Dartmouth College, Hanover, NH 

Biography

Chris Sneddon is an Associate Professor in the Department of Geography and the Environmental Studies Program at Dartmouth College. His research and teaching focus on conflicts over water, with a primary regional focus on the Mekong River basin of Southeast Asia. Additional research interests include the political ecology of water conflicts, the socio-ecological construction of spatial scale, and the politics of sustainability. His recent publications include an examination of the political economy of fisheries in the Mekong basin (in Journal of Agrarian Change) and a study of the linkages between Cold War geopolitics and the global dissemination of the river basin ideal (in Political Geography, 2011).

Abstract

The New Politics of Mekong Hydro-Development

For more than half a century, the Mekong River basin has been the site of multiple — and often competing — scalar narratives and strategies around water governance.   Planners and architects of basin development, ranging from the US Bureau of Reclamation to the Asian Development Bank, have constructed, portrayed and ‘experienced’ the basin scale as the preferred scale of development since the 1950s.  The dominant  ‘basin narrative’ in the Mekong River system has been deeply intertwined with narratives of modernization, industrialization and territorialization as states sought to increase their mastery of water flows and to thereby create a ‘modern’ river basin.  More recent efforts by intergovernmental organizations, international conservation organizations, regional advocacy networks, and civil society reveal a different version of the basin narrative, one that places livelihoods and the actual lived experiences of basin communities at the forefront.  We use these competing narratives as a lens through which to better understand past and emerging politics around water in the basin.  Specifically, we show how the accelerated biophysical transformation of the river, brought about by the shift from tributary to mainstream dams, is changing the nature of oppositional politics.  We argue that past efforts to create a counter narrative — based on the creation of a ‘watershed identity’ linking marginalized communities across political borders — have been largely ineffective, in part because communities’ lived experiences of ecosystem change (and the sources of those changes) were primarily local, occurring at the sub-basin scale.

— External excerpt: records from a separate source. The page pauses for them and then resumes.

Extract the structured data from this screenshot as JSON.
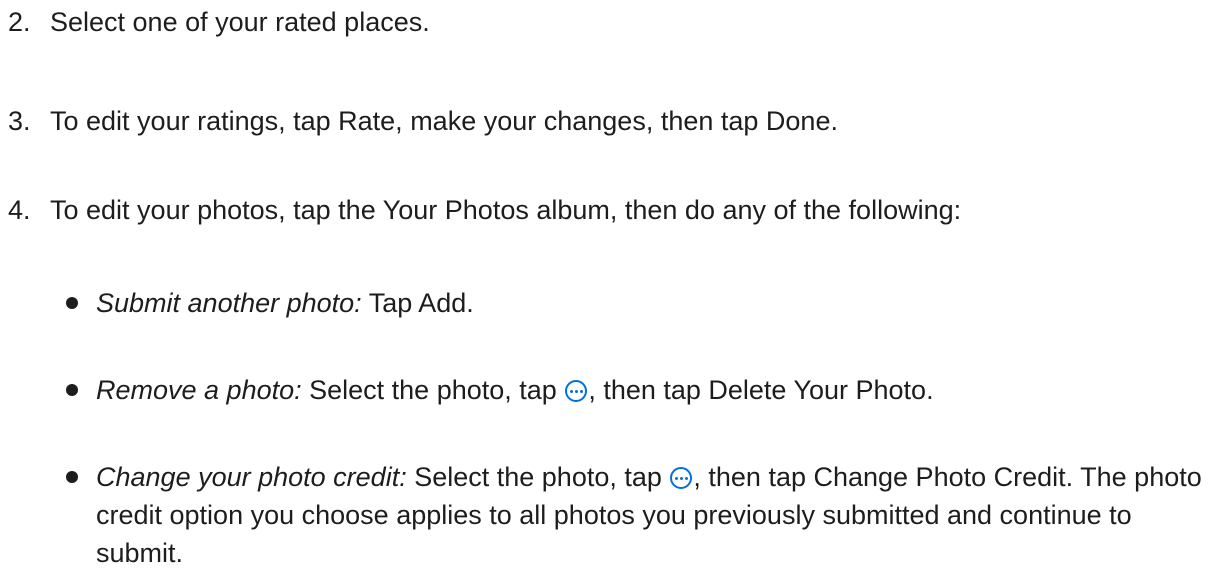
{
  "steps": [
    {
      "number": "2.",
      "text": "Select one of your rated places."
    },
    {
      "number": "3.",
      "text": "To edit your ratings, tap Rate, make your changes, then tap Done."
    },
    {
      "number": "4.",
      "text": "To edit your photos, tap the Your Photos album, then do any of the following:"
    }
  ],
  "substeps": [
    {
      "label": "Submit another photo:",
      "text": " Tap Add."
    },
    {
      "label": "Remove a photo:",
      "text_before": " Select the photo, tap ",
      "icon": "more-icon",
      "text_after": ", then tap Delete Your Photo."
    },
    {
      "label": "Change your photo credit:",
      "text_before": " Select the photo, tap ",
      "icon": "more-icon",
      "text_after": ", then tap Change Photo Credit. The photo credit option you choose applies to all photos you previously submitted and continue to submit."
    }
  ],
  "colors": {
    "text": "#1d1d1f",
    "accent": "#0071e3"
  }
}
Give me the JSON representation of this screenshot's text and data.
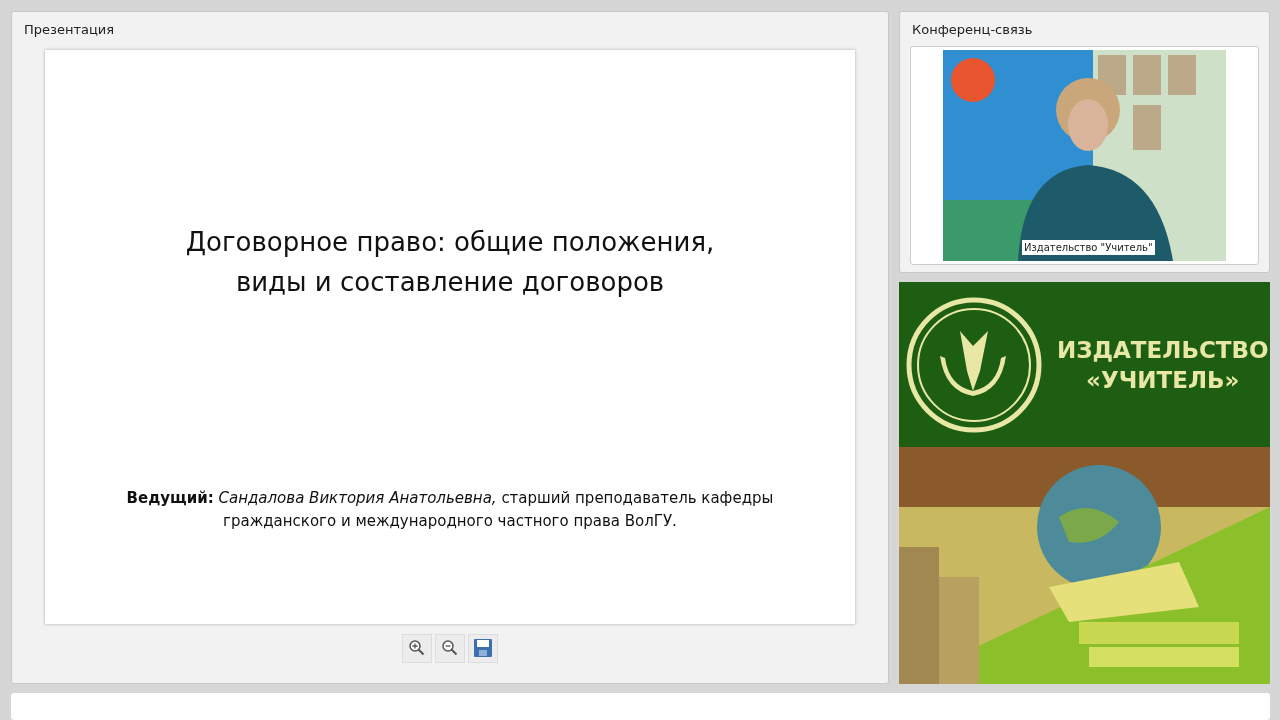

Now, with the construction of the Xayaburi dam on the mainstream (and the specter of more mainstream dams) we see a new politics of Mekong development emerging, one that is deeply intertwined with the accelerated biophysical transformation of the river.  Put simply, the relationship between scale, identity, and politics in the Mekong is constantly shifting and evolving, and the material transformation of the river is central to understanding these processes.